So why do people gamble and so get themselves on the path to becoming an addict? Some start finding it harmless fun. It can add a dimension to watching a game or tournament if you have a financial interest in who wins (even if only small). Sweepstakes at work are a case in point; as are occasional bets on big sporting tournaments or events. However, even if you are lucky enough to win a large sum on a bet, or on something like the lottery, it is highly unlikely that this will repeat itself. Gambling is never likely to be a way of coming into the money or getting you out of a debt problem. Most people recognise this.

Others however do not seem to understand this in the same way. So what happens for this small minority that they cannot keep their gambling as a harmless fun activity, but instead allow it to get a grip on them to the point that it gets out of control and becomes a gambling addiction?

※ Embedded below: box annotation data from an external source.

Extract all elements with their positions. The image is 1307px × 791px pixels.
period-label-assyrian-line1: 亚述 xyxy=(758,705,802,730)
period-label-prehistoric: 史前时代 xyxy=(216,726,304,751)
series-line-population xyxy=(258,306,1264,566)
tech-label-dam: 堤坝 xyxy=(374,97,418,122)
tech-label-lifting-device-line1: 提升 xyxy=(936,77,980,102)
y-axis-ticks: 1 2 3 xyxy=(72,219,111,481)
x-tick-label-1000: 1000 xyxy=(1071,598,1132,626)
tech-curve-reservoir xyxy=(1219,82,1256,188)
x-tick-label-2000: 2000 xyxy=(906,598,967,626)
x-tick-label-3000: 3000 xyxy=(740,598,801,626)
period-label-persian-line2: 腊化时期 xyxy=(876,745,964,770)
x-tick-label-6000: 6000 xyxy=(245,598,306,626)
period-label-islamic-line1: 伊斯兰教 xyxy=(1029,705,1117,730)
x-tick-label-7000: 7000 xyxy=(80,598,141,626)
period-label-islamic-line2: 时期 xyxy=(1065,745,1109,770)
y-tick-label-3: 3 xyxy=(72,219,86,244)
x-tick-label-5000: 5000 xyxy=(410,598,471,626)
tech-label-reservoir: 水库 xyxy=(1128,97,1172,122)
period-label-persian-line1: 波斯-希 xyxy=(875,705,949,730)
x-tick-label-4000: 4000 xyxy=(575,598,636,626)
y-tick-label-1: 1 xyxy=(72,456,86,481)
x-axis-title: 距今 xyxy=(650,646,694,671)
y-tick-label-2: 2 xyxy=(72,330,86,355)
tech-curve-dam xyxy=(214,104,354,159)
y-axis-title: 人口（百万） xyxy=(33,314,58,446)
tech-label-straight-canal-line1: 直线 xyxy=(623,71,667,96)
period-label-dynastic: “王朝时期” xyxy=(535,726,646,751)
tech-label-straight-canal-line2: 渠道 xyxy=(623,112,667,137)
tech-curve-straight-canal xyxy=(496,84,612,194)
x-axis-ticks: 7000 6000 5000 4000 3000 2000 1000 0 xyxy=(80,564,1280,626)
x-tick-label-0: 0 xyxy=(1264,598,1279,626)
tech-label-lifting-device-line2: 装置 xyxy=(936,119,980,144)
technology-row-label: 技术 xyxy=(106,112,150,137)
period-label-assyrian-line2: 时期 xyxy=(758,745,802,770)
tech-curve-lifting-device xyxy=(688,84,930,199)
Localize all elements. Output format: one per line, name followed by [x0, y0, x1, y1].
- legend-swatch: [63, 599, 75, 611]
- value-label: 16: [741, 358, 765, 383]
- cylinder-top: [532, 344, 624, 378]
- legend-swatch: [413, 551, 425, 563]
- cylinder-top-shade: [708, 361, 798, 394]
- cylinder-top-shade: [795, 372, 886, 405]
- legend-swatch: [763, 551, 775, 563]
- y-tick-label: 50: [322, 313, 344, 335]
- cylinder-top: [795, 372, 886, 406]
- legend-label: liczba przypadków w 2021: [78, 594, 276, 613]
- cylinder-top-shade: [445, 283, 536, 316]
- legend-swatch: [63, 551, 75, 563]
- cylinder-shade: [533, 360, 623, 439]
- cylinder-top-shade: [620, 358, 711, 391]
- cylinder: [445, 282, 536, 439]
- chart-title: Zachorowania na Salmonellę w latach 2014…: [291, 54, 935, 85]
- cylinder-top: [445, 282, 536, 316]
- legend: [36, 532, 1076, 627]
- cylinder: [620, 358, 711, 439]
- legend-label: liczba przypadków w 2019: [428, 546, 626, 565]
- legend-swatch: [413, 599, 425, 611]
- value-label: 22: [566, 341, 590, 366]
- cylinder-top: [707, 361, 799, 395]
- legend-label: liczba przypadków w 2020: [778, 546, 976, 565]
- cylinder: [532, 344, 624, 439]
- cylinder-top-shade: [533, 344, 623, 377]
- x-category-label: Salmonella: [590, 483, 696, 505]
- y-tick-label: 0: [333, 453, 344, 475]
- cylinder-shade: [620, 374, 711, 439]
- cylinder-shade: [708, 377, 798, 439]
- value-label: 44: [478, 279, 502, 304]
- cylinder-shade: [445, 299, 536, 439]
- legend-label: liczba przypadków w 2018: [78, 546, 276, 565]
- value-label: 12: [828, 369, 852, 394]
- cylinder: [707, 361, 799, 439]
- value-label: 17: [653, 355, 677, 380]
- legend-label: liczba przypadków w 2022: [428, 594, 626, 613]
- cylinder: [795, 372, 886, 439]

In some ways, a gambling addiction is similar to other addictions. Some people find gambling offers them a means of escape from their reality. It may be a means of escaping how they are feeling that day or in that moment, or a means of escaping their feelings more generally – feelings such as anxiety, stress or depression. They may be escaping feelings of low self worth, childhood issues, or even simply boredom. They may be looking for a buzz or want to feel the high that they get from gambling. To put it in a nutshell, people who develop a gambling addiction tend to do so for emotional rather than financial reasons.

So gambling offers a temporary means of escape. However the behaviours and after effects associated with gambling addiction are also similar to other addictions.

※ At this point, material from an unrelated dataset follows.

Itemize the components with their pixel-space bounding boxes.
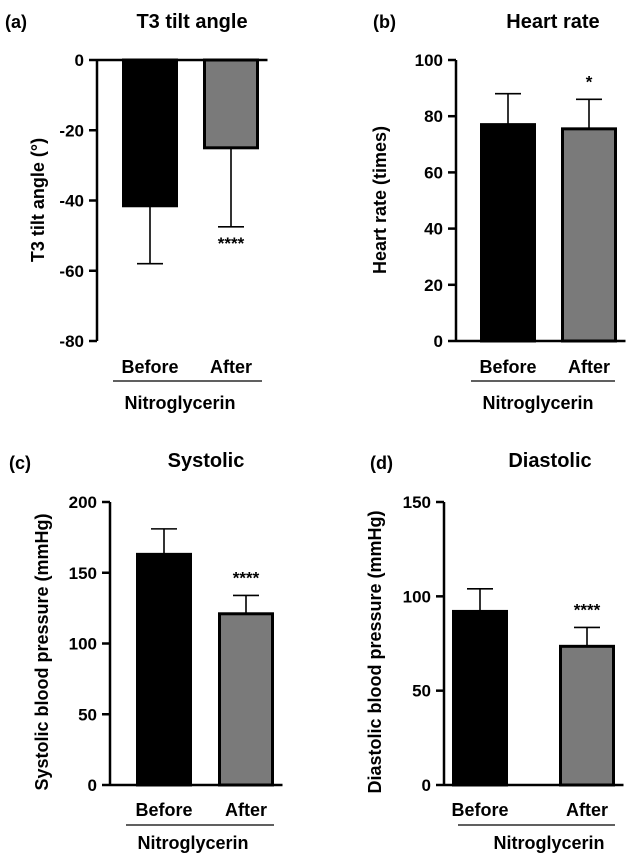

Gambling addiction is progressive

As the alcoholic whose first drink will lead to more and more, and the drug addict’s drug use will escalate (possibly with the drugs increasing in strength), so the gambler’s pattern of addiction will be progressive and worsen. The addictive gambler will either start using one form of gambling and move on to others, or use more and more of the same form.  The gambler will bet ever larger amounts and will be always chasing that ‘big win’. They will take on the typical addict traits of being secretive, anxious, moody, unreliable. While the family may be extremely worried about what is going on – even suspecting that gambling addiction is involved – the individual is likely to be self absorbed, low in mood and in confidence and lacking in self worth.

What does if feel like to have a gambling addiction?

Like the alcoholic and drug addict, the gambler will experience similar feelings including:

  • A strong urge to gamble, like the cravings and mental and physical craving of the alcoholic and drug addict
  • A rush when gambling and waiting to find out the outcome – like the rush felt by those who are ‘reunited’ with their alcohol or drugs
  • Frustration, anger and stress if kept from gambling (like the addict who is prevented from getting drugs or alcohol).
  • After gambling (and the usual loss), like the drug addict, the gambling addict will feel guilt and shame, anxiety, self anger and loathing, and a need to cover up what they have been up to.

As with other addictions, the gambling addict has to want to change in order to address their addiction. However, the desire to stop will not necessarily just come upon them. Sometimes it is the people who care about the gambler who have to bring them to this point, by making the consequences of their gambling sufficiently serious that they have little option but to stop.